Licensing guide
Bamboo Filing Cabinet defaults
- Code: Apache-2.0.
- Data we publish (original/derived and permitted): CC-BY.
- Documentation: CC-BY (unless stated otherwise).
License templates
- Use these templates when adding LICENSE files to new repos.
- Apache-2.0 text: licenses/apache-2.0.txt (canonical: https://www.apache.org/licenses/LICENSE-2.0)
- CC-BY 4.0 legal code: licenses/cc-by-4.0.txt (canonical: https://creativecommons.org/licenses/by/4.0/legalcode)
General rules
- Always include a license for code (Apache-2.0 is the default).
- Do NOT claim a license the source does not grant.
- If source licensing is unclear, mark the data license as UNKNOWN and keep provenance strong.
- Prefer permissive licenses for data (CC-BY is the default for BFC-produced data).
- Avoid restrictive licenses (e.g., CC-BY-NC, CC-BY-ND) that limit reuse.
- When combining datasets, ensure license compatibility.

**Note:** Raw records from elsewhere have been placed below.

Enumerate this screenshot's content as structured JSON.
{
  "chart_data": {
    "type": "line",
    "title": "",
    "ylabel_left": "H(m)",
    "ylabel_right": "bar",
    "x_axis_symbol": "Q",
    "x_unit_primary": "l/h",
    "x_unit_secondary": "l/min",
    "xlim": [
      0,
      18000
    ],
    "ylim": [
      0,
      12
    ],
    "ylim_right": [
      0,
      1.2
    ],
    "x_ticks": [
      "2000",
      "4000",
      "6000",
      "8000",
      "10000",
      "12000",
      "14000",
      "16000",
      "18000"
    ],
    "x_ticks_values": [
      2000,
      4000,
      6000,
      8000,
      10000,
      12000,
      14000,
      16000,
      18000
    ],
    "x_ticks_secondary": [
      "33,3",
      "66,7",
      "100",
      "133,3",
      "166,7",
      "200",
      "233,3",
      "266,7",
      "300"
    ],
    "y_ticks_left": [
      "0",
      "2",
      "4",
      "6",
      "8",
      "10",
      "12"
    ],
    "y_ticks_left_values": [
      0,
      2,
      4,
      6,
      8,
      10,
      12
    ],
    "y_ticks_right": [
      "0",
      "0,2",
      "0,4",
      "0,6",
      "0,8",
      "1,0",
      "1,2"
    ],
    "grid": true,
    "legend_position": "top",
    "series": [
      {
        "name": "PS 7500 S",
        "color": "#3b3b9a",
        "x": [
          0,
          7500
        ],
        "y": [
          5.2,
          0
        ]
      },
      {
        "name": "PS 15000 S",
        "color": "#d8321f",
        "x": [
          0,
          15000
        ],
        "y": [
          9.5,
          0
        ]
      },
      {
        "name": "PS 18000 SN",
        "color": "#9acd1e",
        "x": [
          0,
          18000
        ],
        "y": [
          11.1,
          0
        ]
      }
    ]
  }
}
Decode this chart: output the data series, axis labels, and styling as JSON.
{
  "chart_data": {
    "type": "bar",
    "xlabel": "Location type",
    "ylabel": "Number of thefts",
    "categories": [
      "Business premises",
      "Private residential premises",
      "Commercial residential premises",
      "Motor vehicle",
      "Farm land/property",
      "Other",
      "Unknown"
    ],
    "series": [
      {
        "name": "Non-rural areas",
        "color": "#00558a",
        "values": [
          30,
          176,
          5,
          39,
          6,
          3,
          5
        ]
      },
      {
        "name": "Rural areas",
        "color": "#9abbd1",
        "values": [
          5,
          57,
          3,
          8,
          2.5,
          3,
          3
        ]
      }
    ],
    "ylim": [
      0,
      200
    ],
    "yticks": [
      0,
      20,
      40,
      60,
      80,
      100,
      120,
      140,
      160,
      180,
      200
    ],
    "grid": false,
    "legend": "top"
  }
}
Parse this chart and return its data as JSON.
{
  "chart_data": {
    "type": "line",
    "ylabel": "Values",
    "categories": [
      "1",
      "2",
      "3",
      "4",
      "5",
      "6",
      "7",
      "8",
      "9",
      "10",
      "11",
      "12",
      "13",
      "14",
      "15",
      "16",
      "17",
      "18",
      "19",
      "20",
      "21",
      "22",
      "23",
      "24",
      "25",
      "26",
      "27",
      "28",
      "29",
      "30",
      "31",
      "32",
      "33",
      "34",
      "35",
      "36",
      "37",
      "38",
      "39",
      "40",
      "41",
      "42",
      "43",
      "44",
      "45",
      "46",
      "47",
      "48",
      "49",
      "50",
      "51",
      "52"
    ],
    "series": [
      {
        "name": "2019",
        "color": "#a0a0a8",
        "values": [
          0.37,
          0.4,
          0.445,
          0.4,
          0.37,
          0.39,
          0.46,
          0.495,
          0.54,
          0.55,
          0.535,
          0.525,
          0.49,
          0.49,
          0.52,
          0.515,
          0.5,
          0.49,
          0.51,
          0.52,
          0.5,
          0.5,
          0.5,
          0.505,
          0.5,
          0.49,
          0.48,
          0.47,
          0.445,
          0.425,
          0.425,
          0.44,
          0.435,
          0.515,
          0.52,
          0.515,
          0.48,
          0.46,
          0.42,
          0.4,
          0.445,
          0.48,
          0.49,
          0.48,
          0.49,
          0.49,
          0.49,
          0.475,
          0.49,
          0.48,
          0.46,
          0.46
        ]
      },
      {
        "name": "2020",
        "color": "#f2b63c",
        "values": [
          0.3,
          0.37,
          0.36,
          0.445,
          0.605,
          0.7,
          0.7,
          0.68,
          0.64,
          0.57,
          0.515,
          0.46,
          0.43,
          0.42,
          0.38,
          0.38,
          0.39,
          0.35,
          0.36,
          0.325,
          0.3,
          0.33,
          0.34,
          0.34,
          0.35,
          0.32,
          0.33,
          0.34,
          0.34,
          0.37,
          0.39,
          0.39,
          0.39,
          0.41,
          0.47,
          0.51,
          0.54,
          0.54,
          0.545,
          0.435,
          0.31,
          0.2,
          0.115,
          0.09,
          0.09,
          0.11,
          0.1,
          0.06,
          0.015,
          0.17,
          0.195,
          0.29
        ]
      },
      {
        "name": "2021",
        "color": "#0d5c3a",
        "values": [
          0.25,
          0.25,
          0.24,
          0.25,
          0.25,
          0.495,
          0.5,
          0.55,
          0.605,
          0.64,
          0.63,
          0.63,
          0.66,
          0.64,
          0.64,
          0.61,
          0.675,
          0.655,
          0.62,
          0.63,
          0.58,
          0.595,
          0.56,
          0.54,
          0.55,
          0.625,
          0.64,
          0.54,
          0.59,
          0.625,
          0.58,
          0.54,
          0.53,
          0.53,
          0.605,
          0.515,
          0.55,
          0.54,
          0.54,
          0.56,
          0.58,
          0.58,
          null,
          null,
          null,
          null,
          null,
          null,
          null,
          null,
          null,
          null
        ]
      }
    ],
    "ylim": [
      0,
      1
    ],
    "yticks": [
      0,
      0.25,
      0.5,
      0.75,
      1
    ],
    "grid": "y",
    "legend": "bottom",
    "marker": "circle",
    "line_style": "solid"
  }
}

- Document licensing clearly in dataset metadata (e.g., dataset card or README).
- When in doubt, seek legal advice or consult licensing experts.
What to document per dataset
- Source URLs + retrieval dates.
- Source licensing statements or links (if any).
- What we changed (transforms, normalization, schema).
- Code license and data license.
- Attribution format for CC-BY reuse.